Vit et travaille à Saint-Ouen. Né à Sainte-Adresse en 1984
Les œuvres d’Emmanuel Le Cerf doivent être attentivement regardées, car s’y loge le quasi invisible ou l’à peine perceptible, que la photographie, elle-même intermédiaire écranique, ne saurait parfaitement livrer. Là réside l’un des enjeux de son travail : rappeler notre capacité défectible à connaître par l’expérience sensible, mais aussi douter de ce que l’intelligence seule dit. La condition des objets et images produits, sujette à modifications, altérations, voire disparition, est, comme celle d’un mastic appliqué sur du tulle (Écran blanc, 2017), d’un papier Fax exposé à la chaleur (Sans titre, 2014), d’une image pulvérulente balayée à la fin d’une exposition (Il n’y aura pas de prochaine fois, 2014) : rémanente.
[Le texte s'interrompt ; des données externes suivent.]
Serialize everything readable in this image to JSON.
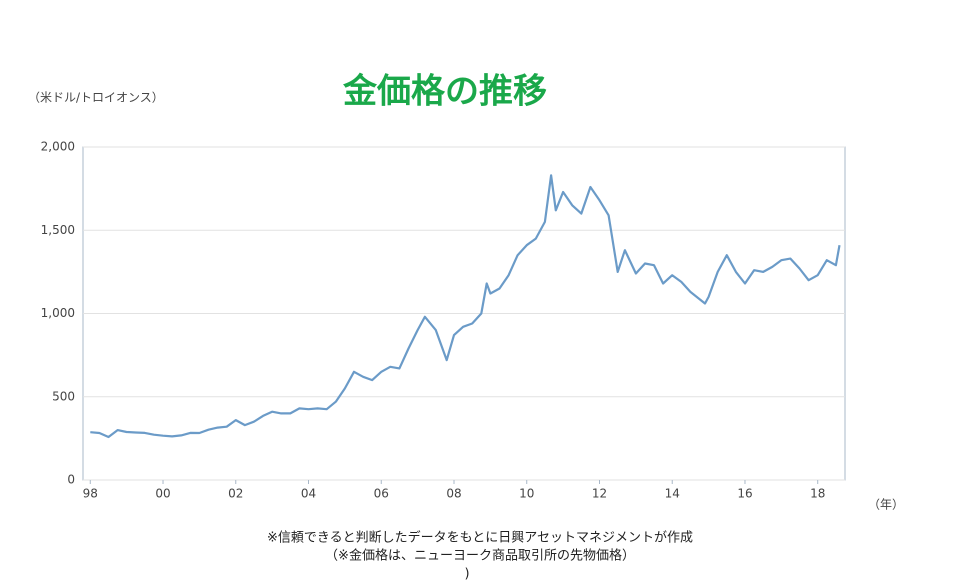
{
  "chart_data": {
    "type": "line",
    "title": "金価格の推移",
    "y_label": "（米ドル/トロイオンス）",
    "x_label": "（年）",
    "notes": [
      "※信頼できると判断したデータをもとに日興アセットマネジメントが作成",
      "（※金価格は、ニューヨーク商品取引所の先物価格）",
      ")"
    ],
    "xlim": [
      1997.8,
      2018.75
    ],
    "xticks": [
      {
        "value": 1998,
        "label": "98"
      },
      {
        "value": 2000,
        "label": "00"
      },
      {
        "value": 2002,
        "label": "02"
      },
      {
        "value": 2004,
        "label": "04"
      },
      {
        "value": 2006,
        "label": "06"
      },
      {
        "value": 2008,
        "label": "08"
      },
      {
        "value": 2010,
        "label": "10"
      },
      {
        "value": 2012,
        "label": "12"
      },
      {
        "value": 2014,
        "label": "14"
      },
      {
        "value": 2016,
        "label": "16"
      },
      {
        "value": 2018,
        "label": "18"
      }
    ],
    "ylim": [
      0,
      2000
    ],
    "yticks": [
      0,
      500,
      {
        "value": 1000,
        "label": "1,000"
      },
      {
        "value": 1500,
        "label": "1,500"
      },
      {
        "value": 2000,
        "label": "2,000"
      }
    ],
    "grid": true,
    "series": [
      {
        "color": "#6b9bc8",
        "x": [
          1998.0,
          1998.25,
          1998.5,
          1998.75,
          1999.0,
          1999.25,
          1999.5,
          1999.75,
          2000.0,
          2000.25,
          2000.5,
          2000.75,
          2001.0,
          2001.25,
          2001.5,
          2001.75,
          2002.0,
          2002.25,
          2002.5,
          2002.75,
          2003.0,
          2003.25,
          2003.5,
          2003.75,
          2004.0,
          2004.25,
          2004.5,
          2004.75,
          2005.0,
          2005.25,
          2005.5,
          2005.75,
          2006.0,
          2006.25,
          2006.5,
          2006.75,
          2007.0,
          2007.2,
          2007.5,
          2007.8,
          2008.0,
          2008.25,
          2008.5,
          2008.75,
          2008.9,
          2009.0,
          2009.25,
          2009.5,
          2009.75,
          2010.0,
          2010.25,
          2010.5,
          2010.67,
          2010.8,
          2011.0,
          2011.25,
          2011.5,
          2011.75,
          2012.0,
          2012.25,
          2012.5,
          2012.7,
          2013.0,
          2013.25,
          2013.5,
          2013.75,
          2014.0,
          2014.25,
          2014.5,
          2014.9,
          2015.0,
          2015.25,
          2015.5,
          2015.75,
          2016.0,
          2016.25,
          2016.5,
          2016.75,
          2017.0,
          2017.25,
          2017.5,
          2017.75,
          2018.0,
          2018.25,
          2018.5,
          2018.6
        ],
        "values": [
          287,
          282,
          258,
          300,
          288,
          285,
          283,
          272,
          266,
          262,
          268,
          283,
          282,
          302,
          315,
          320,
          360,
          330,
          350,
          385,
          410,
          400,
          400,
          430,
          425,
          430,
          425,
          470,
          550,
          650,
          620,
          600,
          650,
          680,
          670,
          790,
          900,
          980,
          900,
          720,
          870,
          920,
          940,
          1000,
          1180,
          1120,
          1150,
          1230,
          1350,
          1410,
          1450,
          1550,
          1830,
          1620,
          1730,
          1650,
          1600,
          1760,
          1680,
          1590,
          1250,
          1380,
          1240,
          1300,
          1290,
          1180,
          1230,
          1190,
          1130,
          1060,
          1100,
          1250,
          1350,
          1250,
          1180,
          1260,
          1250,
          1280,
          1320,
          1330,
          1270,
          1200,
          1230,
          1320,
          1290,
          1410
        ]
      }
    ]
  }
}
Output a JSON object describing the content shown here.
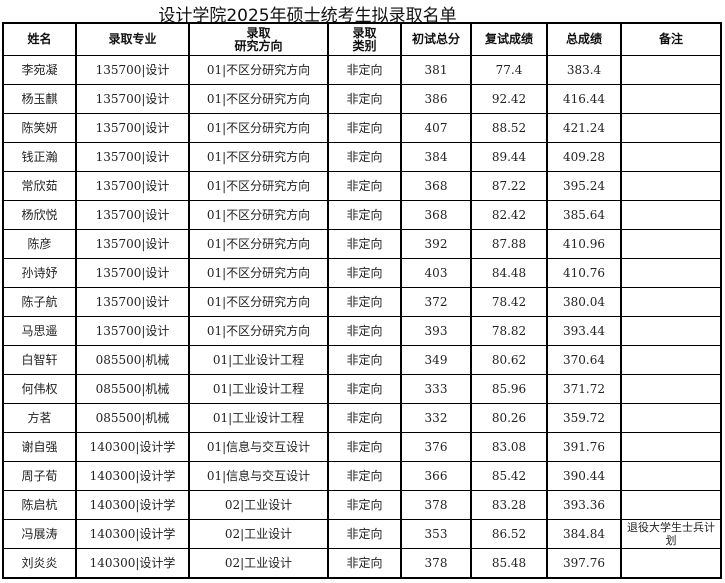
{
  "title": "设计学院2025年硕士统考生拟录取名单",
  "headers": [
    "姓名",
    "录取专业",
    "录取\n研究方向",
    "录取\n类别",
    "初试总分",
    "复试成绩",
    "总成绩",
    "备注"
  ],
  "rows": [
    [
      "李宛凝",
      "135700|设计",
      "01|不区分研究方向",
      "非定向",
      "381",
      "77.4",
      "383.4",
      ""
    ],
    [
      "杨玉麒",
      "135700|设计",
      "01|不区分研究方向",
      "非定向",
      "386",
      "92.42",
      "416.44",
      ""
    ],
    [
      "陈笑妍",
      "135700|设计",
      "01|不区分研究方向",
      "非定向",
      "407",
      "88.52",
      "421.24",
      ""
    ],
    [
      "钱正瀚",
      "135700|设计",
      "01|不区分研究方向",
      "非定向",
      "384",
      "89.44",
      "409.28",
      ""
    ],
    [
      "常欣茹",
      "135700|设计",
      "01|不区分研究方向",
      "非定向",
      "368",
      "87.22",
      "395.24",
      ""
    ],
    [
      "杨欣悦",
      "135700|设计",
      "01|不区分研究方向",
      "非定向",
      "368",
      "82.42",
      "385.64",
      ""
    ],
    [
      "陈彦",
      "135700|设计",
      "01|不区分研究方向",
      "非定向",
      "392",
      "87.88",
      "410.96",
      ""
    ],
    [
      "孙诗妤",
      "135700|设计",
      "01|不区分研究方向",
      "非定向",
      "403",
      "84.48",
      "410.76",
      ""
    ],
    [
      "陈子航",
      "135700|设计",
      "01|不区分研究方向",
      "非定向",
      "372",
      "78.42",
      "380.04",
      ""
    ],
    [
      "马思遥",
      "135700|设计",
      "01|不区分研究方向",
      "非定向",
      "393",
      "78.82",
      "393.44",
      ""
    ],
    [
      "白智轩",
      "085500|机械",
      "01|工业设计工程",
      "非定向",
      "349",
      "80.62",
      "370.64",
      ""
    ],
    [
      "何伟权",
      "085500|机械",
      "01|工业设计工程",
      "非定向",
      "333",
      "85.96",
      "371.72",
      ""
    ],
    [
      "方茗",
      "085500|机械",
      "01|工业设计工程",
      "非定向",
      "332",
      "80.26",
      "359.72",
      ""
    ],
    [
      "谢自强",
      "140300|设计学",
      "01|信息与交互设计",
      "非定向",
      "376",
      "83.08",
      "391.76",
      ""
    ],
    [
      "周子荀",
      "140300|设计学",
      "01|信息与交互设计",
      "非定向",
      "366",
      "85.42",
      "390.44",
      ""
    ],
    [
      "陈启杭",
      "140300|设计学",
      "02|工业设计",
      "非定向",
      "378",
      "83.28",
      "393.36",
      ""
    ],
    [
      "冯展涛",
      "140300|设计学",
      "02|工业设计",
      "非定向",
      "353",
      "86.52",
      "384.84",
      "退役大学生士兵计划"
    ],
    [
      "刘炎炎",
      "140300|设计学",
      "02|工业设计",
      "非定向",
      "378",
      "85.48",
      "397.76",
      ""
    ]
  ]
}
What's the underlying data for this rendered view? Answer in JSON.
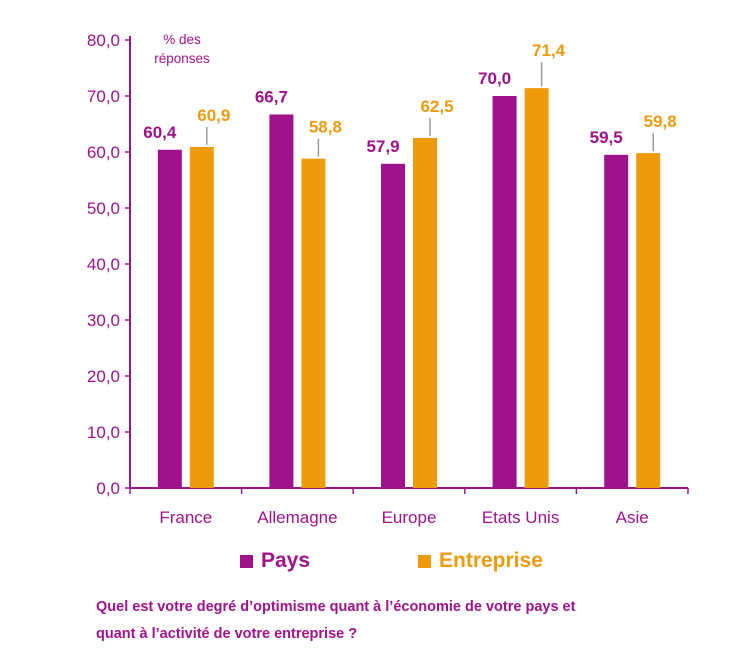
{
  "chart_data": {
    "type": "bar",
    "title": "",
    "unit_label_line1": "% des",
    "unit_label_line2": "réponses",
    "xlabel": "",
    "ylabel": "",
    "ylim": [
      0,
      80
    ],
    "yticks": [
      "0,0",
      "10,0",
      "20,0",
      "30,0",
      "40,0",
      "50,0",
      "60,0",
      "70,0",
      "80,0"
    ],
    "ytick_values": [
      0,
      10,
      20,
      30,
      40,
      50,
      60,
      70,
      80
    ],
    "categories": [
      "France",
      "Allemagne",
      "Europe",
      "Etats Unis",
      "Asie"
    ],
    "series": [
      {
        "name": "Pays",
        "color": "#a0128c",
        "values": [
          60.4,
          66.7,
          57.9,
          70.0,
          59.5
        ],
        "labels": [
          "60,4",
          "66,7",
          "57,9",
          "70,0",
          "59,5"
        ]
      },
      {
        "name": "Entreprise",
        "color": "#ef9a0a",
        "values": [
          60.9,
          58.8,
          62.5,
          71.4,
          59.8
        ],
        "labels": [
          "60,9",
          "58,8",
          "62,5",
          "71,4",
          "59,8"
        ]
      }
    ],
    "legend_position": "bottom"
  },
  "question": {
    "line1": "Quel est votre degré d’optimisme quant à l’économie de votre pays et",
    "line2": "quant à l’activité de votre entreprise ?"
  }
}
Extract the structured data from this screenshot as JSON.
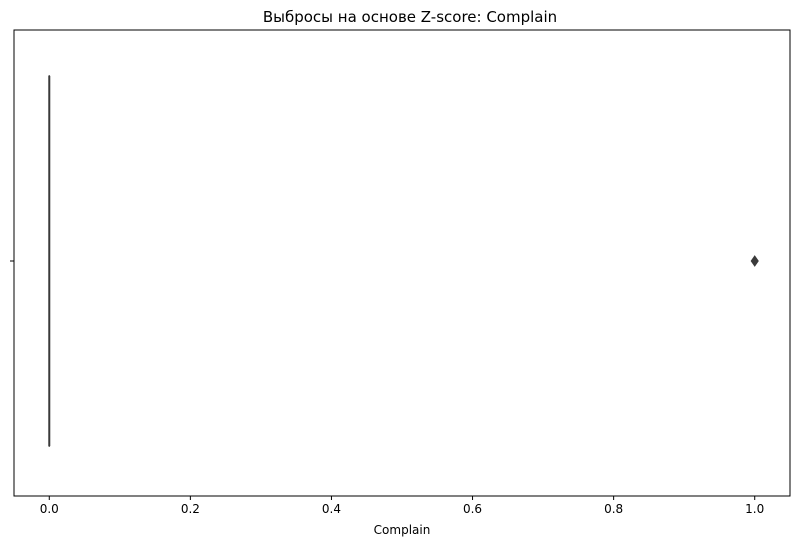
{
  "chart_data": {
    "type": "box",
    "orientation": "horizontal",
    "title": "Выбросы на основе Z-score: Complain",
    "xlabel": "Complain",
    "ylabel": "",
    "xlim": [
      -0.05,
      1.05
    ],
    "xticks": [
      "0.0",
      "0.2",
      "0.4",
      "0.6",
      "0.8",
      "1.0"
    ],
    "x_tick_values": [
      0.0,
      0.2,
      0.4,
      0.6,
      0.8,
      1.0
    ],
    "grid": false,
    "legend": "none",
    "series": [
      {
        "q1": 0.0,
        "median": 0.0,
        "q3": 0.0,
        "whisker_low": 0.0,
        "whisker_high": 0.0,
        "outliers": [
          1.0
        ]
      }
    ],
    "colors": {
      "box_line": "#3a3a3a",
      "outlier": "#3a3a3a",
      "axes": "#000000"
    }
  }
}
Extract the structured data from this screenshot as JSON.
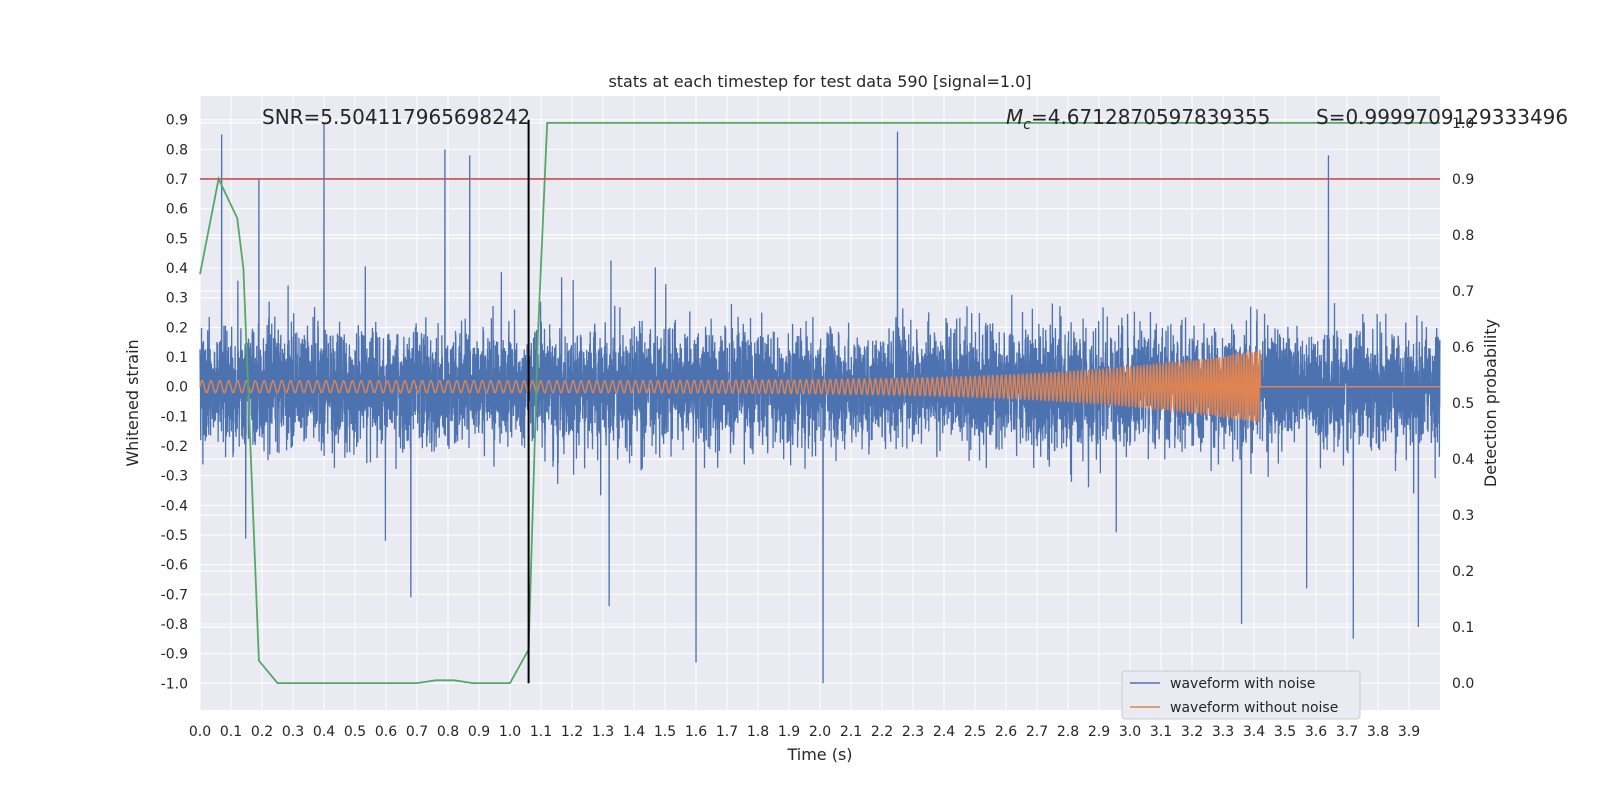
{
  "chart_data": {
    "type": "line",
    "title": "stats at each timestep for test data 590 [signal=1.0]",
    "xlabel": "Time (s)",
    "ylabel": "Whitened strain",
    "y2label": "Detection probability",
    "xlim": [
      0.0,
      4.0
    ],
    "ylim": [
      -1.09,
      0.98
    ],
    "y2lim": [
      -0.048,
      1.048
    ],
    "xticks": [
      "0.0",
      "0.1",
      "0.2",
      "0.3",
      "0.4",
      "0.5",
      "0.6",
      "0.7",
      "0.8",
      "0.9",
      "1.0",
      "1.1",
      "1.2",
      "1.3",
      "1.4",
      "1.5",
      "1.6",
      "1.7",
      "1.8",
      "1.9",
      "2.0",
      "2.1",
      "2.2",
      "2.3",
      "2.4",
      "2.5",
      "2.6",
      "2.7",
      "2.8",
      "2.9",
      "3.0",
      "3.1",
      "3.2",
      "3.3",
      "3.4",
      "3.5",
      "3.6",
      "3.7",
      "3.8",
      "3.9"
    ],
    "yticks": [
      "0.9",
      "0.8",
      "0.7",
      "0.6",
      "0.5",
      "0.4",
      "0.3",
      "0.2",
      "0.1",
      "0.0",
      "-0.1",
      "-0.2",
      "-0.3",
      "-0.4",
      "-0.5",
      "-0.6",
      "-0.7",
      "-0.8",
      "-0.9",
      "-1.0"
    ],
    "y2ticks": [
      "1.0",
      "0.9",
      "0.8",
      "0.7",
      "0.6",
      "0.5",
      "0.4",
      "0.3",
      "0.2",
      "0.1",
      "0.0"
    ],
    "grid": true,
    "legend_position": "bottom-right",
    "annotations": {
      "snr": "SNR=5.504117965698242",
      "mc_symbol": "M",
      "mc_sub": "c",
      "mc_value": "=4.6712870597839355",
      "s": "S=0.9999709129333496"
    },
    "threshold": {
      "axis": "y2",
      "value": 0.9,
      "color": "#c44e52"
    },
    "marker_line": {
      "x": 1.06,
      "y_from": -1.0,
      "y_to": 0.9,
      "color": "#000000"
    },
    "series": [
      {
        "name": "waveform with noise",
        "axis": "y",
        "color": "#4c72b0",
        "kind": "noise",
        "sample_rate": 2048,
        "spread": 0.32,
        "peaks": [
          [
            0.07,
            0.85
          ],
          [
            0.19,
            0.7
          ],
          [
            0.4,
            0.89
          ],
          [
            0.79,
            0.8
          ],
          [
            0.87,
            0.78
          ],
          [
            2.25,
            0.86
          ],
          [
            3.64,
            0.78
          ],
          [
            1.6,
            -0.93
          ],
          [
            2.01,
            -1.0
          ],
          [
            3.72,
            -0.85
          ],
          [
            3.93,
            -0.81
          ],
          [
            3.36,
            -0.8
          ],
          [
            0.68,
            -0.71
          ],
          [
            1.32,
            -0.74
          ],
          [
            3.57,
            -0.68
          ]
        ]
      },
      {
        "name": "waveform without noise",
        "axis": "y",
        "color": "#dd8452",
        "kind": "chirp",
        "t_merge": 3.42,
        "amp_start": 0.02,
        "amp_end": 0.12,
        "f_start": 35,
        "f_end": 120
      },
      {
        "name": "Detection probability",
        "axis": "y2",
        "color": "#55a868",
        "kind": "line",
        "x": [
          0.0,
          0.06,
          0.12,
          0.14,
          0.19,
          0.25,
          0.4,
          0.6,
          0.7,
          0.76,
          0.82,
          0.88,
          1.0,
          1.06,
          1.09,
          1.12,
          1.2,
          2.0,
          3.0,
          4.0
        ],
        "y": [
          0.73,
          0.9,
          0.83,
          0.74,
          0.04,
          0.0,
          0.0,
          0.0,
          0.0,
          0.005,
          0.005,
          0.0,
          0.0,
          0.06,
          0.62,
          1.0,
          1.0,
          1.0,
          1.0,
          1.0
        ]
      }
    ]
  }
}
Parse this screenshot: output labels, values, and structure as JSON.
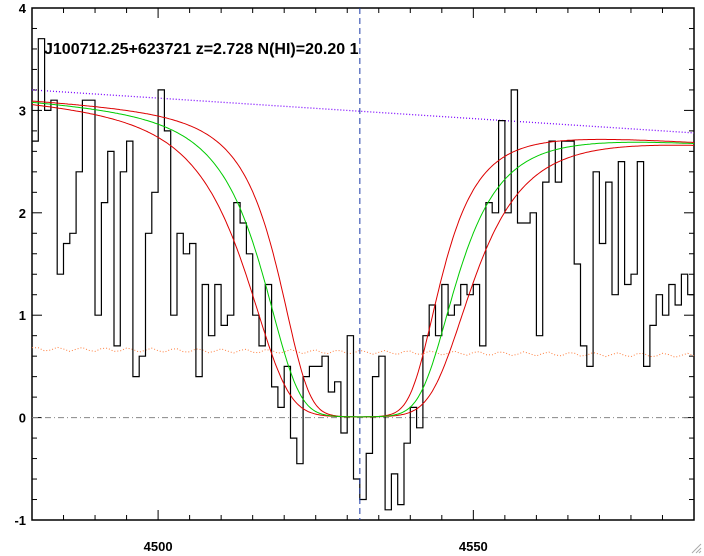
{
  "chart_data": {
    "type": "line",
    "title": "J100712.25+623721 z=2.728 N(HI)=20.20 1",
    "xlabel": "",
    "ylabel": "",
    "xlim": [
      4480,
      4585
    ],
    "ylim": [
      -1,
      4
    ],
    "x_ticks": [
      4500,
      4550
    ],
    "y_ticks": [
      -1,
      0,
      1,
      2,
      3,
      4
    ],
    "grid": false,
    "legend": "none",
    "absorption_center": 4532,
    "colors": {
      "flux": "#000000",
      "fit": "#00cc00",
      "fit_bounds": "#dd0000",
      "continuum": "#7a00ff",
      "error": "#ff7f3f",
      "zero_line": "#888888",
      "center_marker": "#1a3aa8"
    },
    "series": [
      {
        "kind": "flux_spectrum",
        "x": [
          4480.5,
          4481.5,
          4482.5,
          4483.5,
          4484.5,
          4485.5,
          4486.5,
          4487.5,
          4488.5,
          4489.5,
          4490.5,
          4491.5,
          4492.5,
          4493.5,
          4494.5,
          4495.5,
          4496.5,
          4497.5,
          4498.5,
          4499.5,
          4500.5,
          4501.5,
          4502.5,
          4503.5,
          4504.5,
          4505.5,
          4506.5,
          4507.5,
          4508.5,
          4509.5,
          4510.5,
          4511.5,
          4512.5,
          4513.5,
          4514.5,
          4515.5,
          4516.5,
          4517.5,
          4518.5,
          4519.5,
          4520.5,
          4521.5,
          4522.5,
          4523.5,
          4524.5,
          4525.5,
          4526.5,
          4527.5,
          4528.5,
          4529.5,
          4530.5,
          4531.5,
          4532.5,
          4533.5,
          4534.5,
          4535.5,
          4536.5,
          4537.5,
          4538.5,
          4539.5,
          4540.5,
          4541.5,
          4542.5,
          4543.5,
          4544.5,
          4545.5,
          4546.5,
          4547.5,
          4548.5,
          4549.5,
          4550.5,
          4551.5,
          4552.5,
          4553.5,
          4554.5,
          4555.5,
          4556.5,
          4557.5,
          4558.5,
          4559.5,
          4560.5,
          4561.5,
          4562.5,
          4563.5,
          4564.5,
          4565.5,
          4566.5,
          4567.5,
          4568.5,
          4569.5,
          4570.5,
          4571.5,
          4572.5,
          4573.5,
          4574.5,
          4575.5,
          4576.5,
          4577.5,
          4578.5,
          4579.5,
          4580.5,
          4581.5,
          4582.5,
          4583.5,
          4584.5
        ],
        "y": [
          2.7,
          3.7,
          3.0,
          3.1,
          1.4,
          1.7,
          1.8,
          2.4,
          3.1,
          3.1,
          1.0,
          2.1,
          2.6,
          0.7,
          2.4,
          2.7,
          0.4,
          0.6,
          1.8,
          2.2,
          3.2,
          2.8,
          1.0,
          1.8,
          1.6,
          1.7,
          0.4,
          1.3,
          0.8,
          1.3,
          0.9,
          1.0,
          2.1,
          1.9,
          1.6,
          1.0,
          0.7,
          1.3,
          0.3,
          0.1,
          0.5,
          -0.2,
          -0.45,
          0.4,
          0.5,
          0.5,
          0.6,
          0.25,
          0.35,
          -0.15,
          0.8,
          -0.6,
          -0.8,
          -0.35,
          0.4,
          0.6,
          -0.9,
          -0.55,
          -0.85,
          -0.25,
          0.1,
          -0.1,
          0.8,
          1.1,
          0.8,
          1.3,
          1.0,
          1.1,
          1.3,
          1.2,
          1.3,
          0.7,
          2.1,
          2.0,
          2.9,
          2.0,
          3.2,
          1.9,
          1.9,
          2.0,
          0.8,
          2.3,
          2.7,
          2.3,
          2.7,
          2.7,
          1.5,
          0.7,
          0.5,
          2.4,
          1.7,
          2.3,
          1.2,
          2.5,
          1.3,
          1.4,
          2.5,
          0.5,
          0.9,
          1.2,
          1.0,
          1.3,
          1.1,
          1.4,
          1.2
        ]
      }
    ],
    "continuum_line": {
      "x": [
        4480,
        4585
      ],
      "y": [
        3.2,
        2.78
      ]
    },
    "error_level": 0.67
  }
}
De fait, la potentialité de ses œuvres à subsister à la disparition de leurs conditions d’émergence, de leur manifestation initiale, tient à leur ténacité à être œuvres au-delà de leur mise en forme. Cette persistance accompagne une temporalité singulière, incluant les phases préparatoires, le temps de monstration, leur devenir questionnable. Les œuvres d’Emmanuel Le Cerf seraient de l’ordre du noumène kantien : existence en soi, quand le phénomène varie selon le moment ou l’angle d’où le spectateur le contemple (Ambulance, 2014), et contient en postulat sa propre finitude. Sur cet incertain statut de l’image comme icône, iconoclasme, réminiscence, spectre, absence, tenant du voile de Véronique comme d’affiches de rue effacées par la pluie, surnagent les peurs que la caméra infrarouge tunée de Phobos (2016) déchiffre, avec la pulsation d’une flamme qui tremble, sur les couvertures noircies de livres : anabléphobie (peur des regards insistants), achluophobie (peur de l’obscurité), et, en particulier, athazagoraphobie : peur d’être oublié.